A new report released this week ranks Colorado as the 10th-best state to live.
The Best States ranking, issued by U.S. News & World Report, draws on thousands of data points to measure how well states are performing for their residents. In addition to health care and education, the metrics took into account a state’s economy, its roads, bridges, internet and other infrastructure, its public safety, the fiscal stability of state government, and the opportunity it affords its residents.
Washington, New Hampshire and Minnesota claimed the top three spots, with Mississippi, Alabama and Louisiana coming in last.
The report gave more weight to some state measures than others, based on a survey of what matters most to people, the report said. Health care and education were weighted most heavily, followed by state economies, infrastructure, and the opportunities states offer their residents.
Fiscal stability followed closely behind, rounded out by measures of crime and corrections and a state’s natural environment.
Colorado claimed the top spot in economic rankings, which measured business environment, employment and growth. The Centennial State also ranked eighth in infrastructure; 11th in education, 12th in health care; 28th in opportunity; 29th in both fiscal stability and crime and corrections; and No. 31 in natural environment.
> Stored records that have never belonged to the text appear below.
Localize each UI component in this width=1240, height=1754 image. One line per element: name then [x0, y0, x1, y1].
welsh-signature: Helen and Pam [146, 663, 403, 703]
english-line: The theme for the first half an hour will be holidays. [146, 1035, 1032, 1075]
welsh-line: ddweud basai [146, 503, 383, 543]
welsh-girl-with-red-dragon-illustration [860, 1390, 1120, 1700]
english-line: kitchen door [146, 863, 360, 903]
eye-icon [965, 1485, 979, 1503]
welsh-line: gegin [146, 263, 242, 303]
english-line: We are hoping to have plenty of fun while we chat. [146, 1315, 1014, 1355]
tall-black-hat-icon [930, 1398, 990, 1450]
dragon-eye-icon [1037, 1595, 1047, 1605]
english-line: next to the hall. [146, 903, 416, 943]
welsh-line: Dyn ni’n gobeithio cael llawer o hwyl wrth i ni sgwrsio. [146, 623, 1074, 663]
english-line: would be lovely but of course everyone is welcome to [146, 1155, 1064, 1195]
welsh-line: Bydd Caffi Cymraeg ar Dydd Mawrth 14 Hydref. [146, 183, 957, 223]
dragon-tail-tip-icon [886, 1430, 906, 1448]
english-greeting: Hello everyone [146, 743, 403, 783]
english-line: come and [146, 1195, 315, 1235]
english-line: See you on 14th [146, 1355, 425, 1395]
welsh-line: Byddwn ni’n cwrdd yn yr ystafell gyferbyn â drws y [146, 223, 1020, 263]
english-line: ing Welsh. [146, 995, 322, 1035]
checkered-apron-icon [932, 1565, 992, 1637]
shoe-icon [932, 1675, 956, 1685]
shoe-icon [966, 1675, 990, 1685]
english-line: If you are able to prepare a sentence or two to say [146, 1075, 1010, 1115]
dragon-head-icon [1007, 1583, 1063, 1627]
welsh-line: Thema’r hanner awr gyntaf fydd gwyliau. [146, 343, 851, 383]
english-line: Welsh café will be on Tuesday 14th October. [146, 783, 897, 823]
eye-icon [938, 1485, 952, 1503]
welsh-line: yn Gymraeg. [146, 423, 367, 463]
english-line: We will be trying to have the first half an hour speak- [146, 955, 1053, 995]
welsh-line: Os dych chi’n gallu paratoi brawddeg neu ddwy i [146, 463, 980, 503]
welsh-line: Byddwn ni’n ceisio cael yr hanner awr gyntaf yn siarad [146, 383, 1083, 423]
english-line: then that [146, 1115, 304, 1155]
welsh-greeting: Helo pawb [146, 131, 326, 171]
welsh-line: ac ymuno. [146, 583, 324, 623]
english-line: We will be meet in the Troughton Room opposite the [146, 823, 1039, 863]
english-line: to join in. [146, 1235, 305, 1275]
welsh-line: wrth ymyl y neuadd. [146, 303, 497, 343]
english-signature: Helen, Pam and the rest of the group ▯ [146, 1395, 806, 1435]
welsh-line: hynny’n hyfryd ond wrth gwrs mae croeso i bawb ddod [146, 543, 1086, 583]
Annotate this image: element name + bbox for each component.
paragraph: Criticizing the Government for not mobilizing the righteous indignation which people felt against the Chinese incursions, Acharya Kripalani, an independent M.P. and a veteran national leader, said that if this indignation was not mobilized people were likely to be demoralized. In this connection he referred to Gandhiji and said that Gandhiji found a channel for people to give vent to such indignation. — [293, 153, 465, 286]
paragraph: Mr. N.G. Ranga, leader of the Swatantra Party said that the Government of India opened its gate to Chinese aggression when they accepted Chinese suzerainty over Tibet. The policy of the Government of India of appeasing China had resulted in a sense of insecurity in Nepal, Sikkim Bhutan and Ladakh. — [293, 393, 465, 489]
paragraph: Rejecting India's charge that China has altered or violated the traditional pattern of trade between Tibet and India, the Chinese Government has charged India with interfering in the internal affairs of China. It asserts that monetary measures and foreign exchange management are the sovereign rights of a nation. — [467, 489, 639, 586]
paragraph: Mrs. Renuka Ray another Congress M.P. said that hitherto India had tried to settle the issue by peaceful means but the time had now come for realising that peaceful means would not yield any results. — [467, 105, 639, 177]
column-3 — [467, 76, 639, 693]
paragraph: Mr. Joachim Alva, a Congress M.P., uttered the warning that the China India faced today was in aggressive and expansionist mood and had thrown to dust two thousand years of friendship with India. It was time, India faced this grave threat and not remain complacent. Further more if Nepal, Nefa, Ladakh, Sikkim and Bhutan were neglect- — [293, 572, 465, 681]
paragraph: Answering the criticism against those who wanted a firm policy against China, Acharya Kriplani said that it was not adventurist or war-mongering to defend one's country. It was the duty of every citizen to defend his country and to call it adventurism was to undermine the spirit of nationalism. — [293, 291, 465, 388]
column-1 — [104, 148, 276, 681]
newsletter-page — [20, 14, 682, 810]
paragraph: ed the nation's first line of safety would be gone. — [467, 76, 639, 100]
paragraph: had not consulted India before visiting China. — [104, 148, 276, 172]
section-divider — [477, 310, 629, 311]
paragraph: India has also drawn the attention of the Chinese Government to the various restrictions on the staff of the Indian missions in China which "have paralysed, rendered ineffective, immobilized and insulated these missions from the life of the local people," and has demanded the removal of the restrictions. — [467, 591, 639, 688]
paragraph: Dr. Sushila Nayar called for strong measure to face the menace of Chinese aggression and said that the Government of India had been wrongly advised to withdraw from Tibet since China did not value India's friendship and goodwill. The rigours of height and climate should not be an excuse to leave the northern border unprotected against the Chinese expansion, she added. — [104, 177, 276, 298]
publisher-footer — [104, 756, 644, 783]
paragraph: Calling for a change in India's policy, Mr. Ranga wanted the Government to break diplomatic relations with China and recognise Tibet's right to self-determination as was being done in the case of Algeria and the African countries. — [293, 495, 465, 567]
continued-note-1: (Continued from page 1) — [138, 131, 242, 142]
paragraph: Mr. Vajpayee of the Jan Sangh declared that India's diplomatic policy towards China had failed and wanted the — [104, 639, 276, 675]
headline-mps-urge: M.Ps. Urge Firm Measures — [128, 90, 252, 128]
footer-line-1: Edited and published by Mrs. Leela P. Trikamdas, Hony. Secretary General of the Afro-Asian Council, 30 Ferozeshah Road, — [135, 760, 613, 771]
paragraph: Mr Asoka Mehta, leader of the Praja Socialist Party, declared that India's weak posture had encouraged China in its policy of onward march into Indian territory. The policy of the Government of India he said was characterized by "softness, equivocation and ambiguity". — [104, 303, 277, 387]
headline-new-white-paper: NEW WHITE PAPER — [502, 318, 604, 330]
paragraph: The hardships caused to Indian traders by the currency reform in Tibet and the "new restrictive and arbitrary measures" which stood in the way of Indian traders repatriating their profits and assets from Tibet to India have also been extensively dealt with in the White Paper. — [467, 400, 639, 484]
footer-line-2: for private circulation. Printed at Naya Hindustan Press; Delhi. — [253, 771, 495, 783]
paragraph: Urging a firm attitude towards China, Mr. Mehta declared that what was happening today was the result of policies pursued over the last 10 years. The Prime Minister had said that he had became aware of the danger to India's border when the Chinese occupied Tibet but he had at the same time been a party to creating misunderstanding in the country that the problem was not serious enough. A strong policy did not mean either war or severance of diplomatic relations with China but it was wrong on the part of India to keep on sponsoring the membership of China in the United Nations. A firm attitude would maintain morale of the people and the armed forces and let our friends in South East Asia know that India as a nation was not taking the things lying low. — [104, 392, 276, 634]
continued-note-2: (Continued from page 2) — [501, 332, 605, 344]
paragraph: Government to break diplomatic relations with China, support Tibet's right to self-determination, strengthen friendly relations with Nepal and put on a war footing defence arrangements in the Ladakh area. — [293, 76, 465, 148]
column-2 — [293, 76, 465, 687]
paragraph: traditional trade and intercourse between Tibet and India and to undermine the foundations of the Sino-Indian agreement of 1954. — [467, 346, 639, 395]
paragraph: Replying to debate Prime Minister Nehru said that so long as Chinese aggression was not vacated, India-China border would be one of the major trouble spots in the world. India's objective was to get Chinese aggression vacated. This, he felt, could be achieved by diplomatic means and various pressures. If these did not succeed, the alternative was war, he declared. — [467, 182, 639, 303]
“While [Colorado’s] geographic diversity and natural resources have been an economic boon as well as a draw for tourism, the state’s government has made efforts to diversify the economy over the past decades,” the report states.
U.S. News and World Report drew from extensive governmental and private sources, as well as propriety data — which included a national survey of what mattered most to residents around the country.
Among Colorado’s neighboring states, Utah ranks fourth, Nebraska ranks ninth, Kansas is 22nd, Wyoming is No. 31, Arizona is 34th, Oklahoma is No. 43, and New Mexico comes in at No. 46.